In recent years, counties and local government have had significant quarrel with Sacramento’s penchant for pillaging revenues so much so that you might wonder if a revival of the Bear Flag revolt is in the works.
Now, Senate Democrats in Sacramento may increase the burden to municipalities by “realigning” state government and shifting some services to its counties.
Senate President Pro Team Darrell Steinberg said today the proposal would help already struggling counties pay for some of the additional programs and help lower California’s $19 billion deficit, although he did not disclose a cost-savings estimate.
Under the plan, according to an AP story, juvenile parole services and low-level jailing would be handled by counties along with administration of CalWORKS, among other things. But, according to the Sacramento Bee, under the plan counties would be taking up 25 percent of the costs of programs such as CalWORKS. Alameda County, for one, is struggling to maintain social services for many of its residents hit particularly hard by the recession. The county’s 11 percent unemployment figures in May are nearly 2 percent higher than the national average. In addition, it is also suffering from its own steep budget cuts to balance huge deficits at the county level.

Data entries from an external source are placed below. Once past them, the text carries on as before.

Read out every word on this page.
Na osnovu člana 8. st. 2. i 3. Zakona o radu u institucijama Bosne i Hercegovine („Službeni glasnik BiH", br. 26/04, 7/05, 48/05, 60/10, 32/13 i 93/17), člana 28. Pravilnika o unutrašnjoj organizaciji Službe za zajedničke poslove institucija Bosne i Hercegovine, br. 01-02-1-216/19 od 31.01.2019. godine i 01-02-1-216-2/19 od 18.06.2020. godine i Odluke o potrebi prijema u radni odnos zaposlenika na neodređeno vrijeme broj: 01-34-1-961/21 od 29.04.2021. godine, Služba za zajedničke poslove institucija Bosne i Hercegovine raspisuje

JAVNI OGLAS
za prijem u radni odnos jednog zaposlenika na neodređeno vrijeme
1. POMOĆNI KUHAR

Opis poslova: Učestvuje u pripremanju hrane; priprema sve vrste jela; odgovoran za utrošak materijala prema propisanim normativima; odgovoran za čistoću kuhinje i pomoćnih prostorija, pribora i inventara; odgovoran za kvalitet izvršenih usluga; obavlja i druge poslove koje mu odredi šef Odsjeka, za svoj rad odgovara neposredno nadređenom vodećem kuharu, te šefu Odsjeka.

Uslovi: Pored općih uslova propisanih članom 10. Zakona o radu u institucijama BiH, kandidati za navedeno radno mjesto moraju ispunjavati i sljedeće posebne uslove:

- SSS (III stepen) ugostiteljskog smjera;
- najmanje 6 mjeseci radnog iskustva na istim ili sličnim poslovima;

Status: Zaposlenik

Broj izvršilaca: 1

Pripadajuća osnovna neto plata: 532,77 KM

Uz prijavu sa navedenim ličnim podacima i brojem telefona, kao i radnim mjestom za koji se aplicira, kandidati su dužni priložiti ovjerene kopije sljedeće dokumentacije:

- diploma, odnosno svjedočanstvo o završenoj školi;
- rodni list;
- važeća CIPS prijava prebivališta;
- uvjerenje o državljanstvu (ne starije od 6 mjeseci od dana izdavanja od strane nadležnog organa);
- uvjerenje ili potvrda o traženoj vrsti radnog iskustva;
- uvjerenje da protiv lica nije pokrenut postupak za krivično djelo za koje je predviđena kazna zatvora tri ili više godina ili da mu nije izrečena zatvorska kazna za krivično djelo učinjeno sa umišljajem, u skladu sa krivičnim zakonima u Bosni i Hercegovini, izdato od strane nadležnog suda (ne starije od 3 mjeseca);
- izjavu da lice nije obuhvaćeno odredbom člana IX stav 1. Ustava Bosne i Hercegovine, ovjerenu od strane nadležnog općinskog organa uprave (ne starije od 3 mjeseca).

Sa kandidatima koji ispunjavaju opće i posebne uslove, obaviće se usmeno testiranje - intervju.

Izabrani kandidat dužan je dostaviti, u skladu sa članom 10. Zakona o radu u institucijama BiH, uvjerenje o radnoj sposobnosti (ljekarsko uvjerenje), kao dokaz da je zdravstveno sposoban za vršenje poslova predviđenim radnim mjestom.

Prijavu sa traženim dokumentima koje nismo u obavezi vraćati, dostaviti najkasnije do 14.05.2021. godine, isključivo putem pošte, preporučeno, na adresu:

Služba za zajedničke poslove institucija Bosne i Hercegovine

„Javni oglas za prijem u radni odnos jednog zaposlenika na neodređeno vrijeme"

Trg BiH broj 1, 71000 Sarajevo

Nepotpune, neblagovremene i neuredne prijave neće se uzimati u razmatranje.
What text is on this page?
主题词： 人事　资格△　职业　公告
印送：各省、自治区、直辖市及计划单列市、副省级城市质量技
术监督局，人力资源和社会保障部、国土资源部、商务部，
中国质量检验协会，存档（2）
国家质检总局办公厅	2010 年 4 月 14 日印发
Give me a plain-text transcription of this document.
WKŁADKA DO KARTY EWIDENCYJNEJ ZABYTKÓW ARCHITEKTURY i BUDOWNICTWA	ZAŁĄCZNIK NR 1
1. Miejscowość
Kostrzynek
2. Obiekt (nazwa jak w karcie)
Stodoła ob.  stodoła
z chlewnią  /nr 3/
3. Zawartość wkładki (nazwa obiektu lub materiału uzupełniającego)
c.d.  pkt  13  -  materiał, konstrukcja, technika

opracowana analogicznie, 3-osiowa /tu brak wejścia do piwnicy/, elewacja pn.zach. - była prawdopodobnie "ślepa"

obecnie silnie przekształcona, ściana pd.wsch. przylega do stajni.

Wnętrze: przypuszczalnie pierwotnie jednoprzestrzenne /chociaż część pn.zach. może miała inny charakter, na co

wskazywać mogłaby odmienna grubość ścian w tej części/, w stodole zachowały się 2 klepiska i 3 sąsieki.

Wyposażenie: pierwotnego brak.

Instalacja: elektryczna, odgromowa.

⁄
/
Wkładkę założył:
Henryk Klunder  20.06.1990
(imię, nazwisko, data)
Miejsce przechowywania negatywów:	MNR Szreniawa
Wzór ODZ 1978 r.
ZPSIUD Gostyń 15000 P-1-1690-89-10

To pay for the increased work at the county level, Democrats propose borrowing from the state’s $9 billion bottle deposits fund and paying it back by betting against future oil tax revenue over the next 20 years. The Los Angeles Times reports, though, the state’s chief credit card-holder Treasurer Bill Lockyer believes borrowing against taxes to balance the budget runs afoul of Proposition 58 and Democratic nominee for governor Jerry Brown last week agreed with the opinion. Lockyer told the L.A. Times flatly, “We can’t borrow without a clean bond opinion from the attorney general. Our role is simple: We get an opinion, we can borrow. We don’t get an opinion, we can’t borrow.”
The Democrats plan also calls for permanent reinstatement of the vehicle license fee to help counties pay for the increase in services and allow local governments to lower the two-thirds threshold for voters to enact tax increases by ballot measure. San Leandro’s likely sales tax measure needs two-thirds approval to pass this November, something that is far from assured in a poor economic such as this.